Abstract

Position based opportunistic routing (POR) is a stateless, robust, and reliable geographic routing protocol in Mobile AdHoc NETwork (MANET). The opportunistic routing embraces broadcast property of wireless channels and utilizes it for opportunistic forwarding. Both the malicious node behavior and the backup nodes’ behavior are equally treated as malicious in the existing misbehavior detection mechanisms. Hence, incorporating a general trust model in POR is not combative with routing attacks. It is necessary to determine whether the misbehavior is likely a result of malicious activity or due to the backup scenario of opportunistic forwarding. On the other hand, if context-sensitive trust information is available on every node, it ensures a fair decision making and also supports secured routing in an opportunistic approach. This work investigates the utilization of context attributes along with generic trust model to allow POR for secure and reliable data forwarding. This paper introduces context-sensitive trust for choosing the data forwarding node in POR (CPOR) to assist opportunistic routing in selecting the trusted optimal data forwarding node and to cope with both security and reliability of communications.
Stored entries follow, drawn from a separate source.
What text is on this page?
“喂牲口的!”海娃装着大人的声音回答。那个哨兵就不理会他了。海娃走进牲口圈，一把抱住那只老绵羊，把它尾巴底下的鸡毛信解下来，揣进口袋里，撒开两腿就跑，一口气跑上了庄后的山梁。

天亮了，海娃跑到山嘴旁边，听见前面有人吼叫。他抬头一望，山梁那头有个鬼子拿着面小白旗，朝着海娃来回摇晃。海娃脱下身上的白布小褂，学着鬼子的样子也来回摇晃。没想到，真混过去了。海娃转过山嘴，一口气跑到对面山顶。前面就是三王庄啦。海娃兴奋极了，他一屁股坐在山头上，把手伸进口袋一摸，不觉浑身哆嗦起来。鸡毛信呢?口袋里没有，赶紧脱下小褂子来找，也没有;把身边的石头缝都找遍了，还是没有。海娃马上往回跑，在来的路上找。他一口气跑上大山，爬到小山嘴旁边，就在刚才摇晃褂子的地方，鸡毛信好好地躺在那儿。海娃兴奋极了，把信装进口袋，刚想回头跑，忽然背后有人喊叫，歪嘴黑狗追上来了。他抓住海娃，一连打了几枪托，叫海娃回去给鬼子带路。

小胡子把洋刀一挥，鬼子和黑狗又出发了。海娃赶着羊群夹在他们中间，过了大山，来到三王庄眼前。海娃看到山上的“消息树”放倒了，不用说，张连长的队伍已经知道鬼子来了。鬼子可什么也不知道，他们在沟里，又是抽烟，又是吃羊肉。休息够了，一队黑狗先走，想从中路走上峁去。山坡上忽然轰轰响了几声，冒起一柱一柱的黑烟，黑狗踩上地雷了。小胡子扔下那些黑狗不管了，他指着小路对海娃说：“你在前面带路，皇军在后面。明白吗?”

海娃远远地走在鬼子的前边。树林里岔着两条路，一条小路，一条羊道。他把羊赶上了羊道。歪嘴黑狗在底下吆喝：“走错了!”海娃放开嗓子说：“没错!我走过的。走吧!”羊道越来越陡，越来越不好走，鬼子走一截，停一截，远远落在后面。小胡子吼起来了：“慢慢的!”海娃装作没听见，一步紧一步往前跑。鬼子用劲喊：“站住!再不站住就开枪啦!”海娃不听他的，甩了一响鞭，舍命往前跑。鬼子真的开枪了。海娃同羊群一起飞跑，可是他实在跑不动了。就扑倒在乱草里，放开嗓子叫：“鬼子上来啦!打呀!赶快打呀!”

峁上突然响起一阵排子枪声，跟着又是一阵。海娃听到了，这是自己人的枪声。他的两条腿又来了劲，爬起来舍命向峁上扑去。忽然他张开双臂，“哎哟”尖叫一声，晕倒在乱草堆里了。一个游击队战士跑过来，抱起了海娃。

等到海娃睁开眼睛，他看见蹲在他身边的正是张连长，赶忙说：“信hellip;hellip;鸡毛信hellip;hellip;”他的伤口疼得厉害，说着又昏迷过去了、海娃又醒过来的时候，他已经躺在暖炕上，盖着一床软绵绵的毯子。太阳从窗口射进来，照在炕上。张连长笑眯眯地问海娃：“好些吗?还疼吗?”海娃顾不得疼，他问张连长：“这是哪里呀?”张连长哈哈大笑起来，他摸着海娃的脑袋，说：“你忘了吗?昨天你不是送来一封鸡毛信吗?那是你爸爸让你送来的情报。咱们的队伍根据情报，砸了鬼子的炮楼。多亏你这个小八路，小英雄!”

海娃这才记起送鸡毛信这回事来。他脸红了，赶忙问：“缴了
The proposed work exercises both coarse- and fine-grained trust evaluation to strengthen the trustworthiness. The coarse-grained trust measure includes positive progress per hop and behavioral attribute of the nodes in terms of routing service. The fine-grained trust evaluation differs the opportunistic routing environment from the adverse scenarios and aids the source node such that it builds a highly trusted positive progress set using contextual attributes. The fine-grained trust evaluation deduces the ideal contextual information such as the link quality, battery energy, and the backup service to determine the accurate trust value of nodes. As a result, it involves optimal routes and enables CPOR to maintain the routing performance equal to the POR even in the presence of malicious nodes in the network. The simulation results demonstrate that the packet delivery ratio of the proposed context-aware trust model is substantially high even when 50% of the total nodes are found malicious and outperforms the trust-aware opportunistic routing protocol (TAOR).